If you haven't heard yet, the release of the so-called Panama Papers has revealed that top global leaders such as Russian President Vladimir Putin and Iceland's prime minister may be using companies and other business entities created by a Panama-based firm as a way to avoid taxes or conceal wealth. It's creating quite an uproar. Unsurprisingly, with very little evidence of actual illegality on the part of the law firm from which the documents were stolen—or most of its clients—the usual suspects are already calling for sanctions or dramatic and punitive changes to international tax laws.

The French finance minister, for instance, already put Panama back on the list of countries that aren't sufficiently willing to help enforce onerous French tax law. That's despite France's removal of Panama from its list of uncooperative states and territories in 2012 after reaching a bilateral agreement on precisely that issue.

President Barack Obama, on the other hand, recognizes that most of the activities reported in the stolen pages are legal. As such, he wants to do something that might be even more radical than what France has done. He proposes making it illegal to legally reduce one's tax burden. Falling back on some generic and zero-sum concept of tax fairness, he told reporters that we "shouldn't make it legal to engage in transactions just to avoid taxes" and that he wants to enforce "the basic principle of making sure everyone pays their fair share."

No matter what paper you read or what program you listen to, this story is couched only in terms of a groundbreaking discovery that exposes how everyone and every company linked to an offshore account has run afoul of the legal system. Not true.

It is just a guess right now, but I predict that we will find out that most people who use tax havens are honest and law-abiding citizens—perhaps more so than politicians. As the Cato Institute's Dan Mitchell pointed out as soon as the papers came out, most parts of this story and other tax haven stories are non-stories.

International businesses, investors and entrepreneurs require international and neutral tax structures, such as the ones offered by Panama and Switzerland. The notion that having a company or a trust in Panama is automatically bad—or that because a few people use Panama accounts to do illegal things, all such arrangements are automatically bad—is ridiculous.
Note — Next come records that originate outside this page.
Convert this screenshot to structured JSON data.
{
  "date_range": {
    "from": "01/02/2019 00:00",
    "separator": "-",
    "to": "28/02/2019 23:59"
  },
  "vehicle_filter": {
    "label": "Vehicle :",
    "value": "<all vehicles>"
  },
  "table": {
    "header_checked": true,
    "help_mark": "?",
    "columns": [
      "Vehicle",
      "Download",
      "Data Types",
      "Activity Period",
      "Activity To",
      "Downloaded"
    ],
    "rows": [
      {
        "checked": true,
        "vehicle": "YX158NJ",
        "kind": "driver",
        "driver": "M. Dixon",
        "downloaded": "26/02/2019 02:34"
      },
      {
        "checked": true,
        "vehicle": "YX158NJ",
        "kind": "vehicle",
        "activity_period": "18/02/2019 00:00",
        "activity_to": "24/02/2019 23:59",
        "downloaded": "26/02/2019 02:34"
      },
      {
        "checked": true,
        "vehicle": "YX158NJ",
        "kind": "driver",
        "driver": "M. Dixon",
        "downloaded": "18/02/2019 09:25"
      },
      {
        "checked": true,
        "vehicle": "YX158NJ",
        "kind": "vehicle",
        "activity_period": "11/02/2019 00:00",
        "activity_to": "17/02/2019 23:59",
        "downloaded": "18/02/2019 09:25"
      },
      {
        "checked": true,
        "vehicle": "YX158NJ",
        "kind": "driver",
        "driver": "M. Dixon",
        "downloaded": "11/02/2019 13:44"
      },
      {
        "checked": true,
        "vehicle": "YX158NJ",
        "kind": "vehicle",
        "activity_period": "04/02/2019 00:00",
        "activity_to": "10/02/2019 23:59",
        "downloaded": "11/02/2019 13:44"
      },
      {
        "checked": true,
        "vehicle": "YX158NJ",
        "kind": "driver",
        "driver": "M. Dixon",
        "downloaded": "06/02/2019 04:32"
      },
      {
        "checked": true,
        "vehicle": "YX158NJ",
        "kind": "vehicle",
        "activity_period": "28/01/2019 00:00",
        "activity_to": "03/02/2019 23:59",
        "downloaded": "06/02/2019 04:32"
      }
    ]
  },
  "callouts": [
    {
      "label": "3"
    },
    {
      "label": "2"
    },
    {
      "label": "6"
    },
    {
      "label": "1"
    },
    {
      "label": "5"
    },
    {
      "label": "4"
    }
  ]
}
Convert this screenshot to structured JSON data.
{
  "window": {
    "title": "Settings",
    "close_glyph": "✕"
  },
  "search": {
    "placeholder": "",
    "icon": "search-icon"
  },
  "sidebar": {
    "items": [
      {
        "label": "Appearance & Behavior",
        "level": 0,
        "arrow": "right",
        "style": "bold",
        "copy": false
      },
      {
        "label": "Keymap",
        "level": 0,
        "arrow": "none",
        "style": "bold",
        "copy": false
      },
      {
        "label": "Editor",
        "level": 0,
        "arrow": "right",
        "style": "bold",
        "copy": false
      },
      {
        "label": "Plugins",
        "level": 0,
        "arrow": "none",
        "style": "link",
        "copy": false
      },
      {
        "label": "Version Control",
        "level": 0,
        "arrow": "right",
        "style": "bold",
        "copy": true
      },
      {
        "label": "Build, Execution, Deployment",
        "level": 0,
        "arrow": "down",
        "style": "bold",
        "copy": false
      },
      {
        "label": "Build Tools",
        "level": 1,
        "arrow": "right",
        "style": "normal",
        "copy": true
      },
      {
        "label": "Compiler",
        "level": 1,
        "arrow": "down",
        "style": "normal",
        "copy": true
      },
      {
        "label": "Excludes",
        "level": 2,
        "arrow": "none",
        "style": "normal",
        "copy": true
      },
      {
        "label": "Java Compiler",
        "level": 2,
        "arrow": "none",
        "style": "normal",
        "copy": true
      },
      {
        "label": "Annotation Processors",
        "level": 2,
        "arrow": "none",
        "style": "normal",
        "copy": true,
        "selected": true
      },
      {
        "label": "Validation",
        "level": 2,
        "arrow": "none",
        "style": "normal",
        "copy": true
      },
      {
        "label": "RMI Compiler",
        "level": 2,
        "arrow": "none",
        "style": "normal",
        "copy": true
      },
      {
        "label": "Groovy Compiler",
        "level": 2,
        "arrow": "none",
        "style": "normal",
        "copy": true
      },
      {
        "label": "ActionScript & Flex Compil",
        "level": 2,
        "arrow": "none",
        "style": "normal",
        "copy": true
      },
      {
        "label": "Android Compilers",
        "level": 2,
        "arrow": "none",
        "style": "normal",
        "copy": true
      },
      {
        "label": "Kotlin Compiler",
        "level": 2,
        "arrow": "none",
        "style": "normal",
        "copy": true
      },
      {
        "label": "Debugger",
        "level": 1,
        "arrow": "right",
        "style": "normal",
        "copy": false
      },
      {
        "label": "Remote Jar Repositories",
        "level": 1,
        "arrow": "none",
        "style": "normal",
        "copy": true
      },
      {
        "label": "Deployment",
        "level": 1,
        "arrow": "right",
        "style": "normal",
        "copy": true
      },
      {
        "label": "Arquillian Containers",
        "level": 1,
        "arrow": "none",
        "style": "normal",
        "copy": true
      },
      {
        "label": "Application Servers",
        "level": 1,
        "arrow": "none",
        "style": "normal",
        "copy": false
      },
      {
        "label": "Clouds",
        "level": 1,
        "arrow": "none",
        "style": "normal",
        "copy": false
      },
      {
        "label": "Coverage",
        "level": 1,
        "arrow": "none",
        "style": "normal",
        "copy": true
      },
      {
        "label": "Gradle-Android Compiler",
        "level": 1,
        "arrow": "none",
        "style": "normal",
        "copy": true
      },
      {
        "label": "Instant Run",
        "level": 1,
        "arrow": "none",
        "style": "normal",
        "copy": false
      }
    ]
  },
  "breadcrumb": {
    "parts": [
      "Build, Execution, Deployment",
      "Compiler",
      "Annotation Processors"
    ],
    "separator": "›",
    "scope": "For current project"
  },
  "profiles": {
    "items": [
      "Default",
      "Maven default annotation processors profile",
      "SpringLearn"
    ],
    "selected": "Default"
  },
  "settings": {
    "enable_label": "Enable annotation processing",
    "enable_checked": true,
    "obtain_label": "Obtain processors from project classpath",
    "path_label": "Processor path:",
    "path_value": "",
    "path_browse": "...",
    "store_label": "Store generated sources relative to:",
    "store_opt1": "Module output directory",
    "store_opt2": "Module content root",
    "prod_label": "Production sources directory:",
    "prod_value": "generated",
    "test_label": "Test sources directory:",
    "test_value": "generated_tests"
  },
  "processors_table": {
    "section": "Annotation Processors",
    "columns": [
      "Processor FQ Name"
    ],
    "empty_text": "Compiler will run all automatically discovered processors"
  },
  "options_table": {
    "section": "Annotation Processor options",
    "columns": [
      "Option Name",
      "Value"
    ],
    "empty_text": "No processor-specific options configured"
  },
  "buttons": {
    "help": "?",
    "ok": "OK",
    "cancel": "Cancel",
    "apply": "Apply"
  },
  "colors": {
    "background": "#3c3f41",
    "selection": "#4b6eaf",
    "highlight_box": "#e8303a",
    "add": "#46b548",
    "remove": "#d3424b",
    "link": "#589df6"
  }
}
Mitchell compares it to saying that "we shouldn't allow cars to be sold because someone may use one as a getaway car in a bank robbery."

Now, if someone is illegally hiding taxes from his government, he should be punished—in the same way the guy driving the getaway car should be—but we shouldn't punish the tax structures or the car company. If you want more global trade and more global investments, international bureaucracies such as the Organisation for Co-operation and Economic Development and governments around the world shouldn't make it harder to operate international businesses and engage in cross-border investment and business.

Unfortunately, that's the direction in which this whole drama is going. For years, France has punished its entrepreneurs and businesses with high taxes and terrible laws. As a result, last year alone, some 10,000 French millionaires called it quits and moved abroad. However, rather than reform its tax laws and streamline its government, it wants to put its grabby hands on some cash stored legally in Panamanian trusts. Why not, as long as the OECD is willing to help?

But it won't work in the long run. France and other high-tax nations can try very hard to destroy tax competition, financial privacy and the sovereignty of countries with better tax structures, but they still won't be able to afford their big and broken welfare states. Some European welfare states—e.g., Italy, Spain, and Greece—have already hit the wall, and it's only a matter of time until France joins their ranks.

Instead of going after countries such as Panama and the important and legal structures they offer to international businesses and investors, high-tax nations and the media should wait to see whether any laws were actually broken. And while they're waiting, they should reform their own governments' self-destructive fiscal systems. That's the real financial scandal.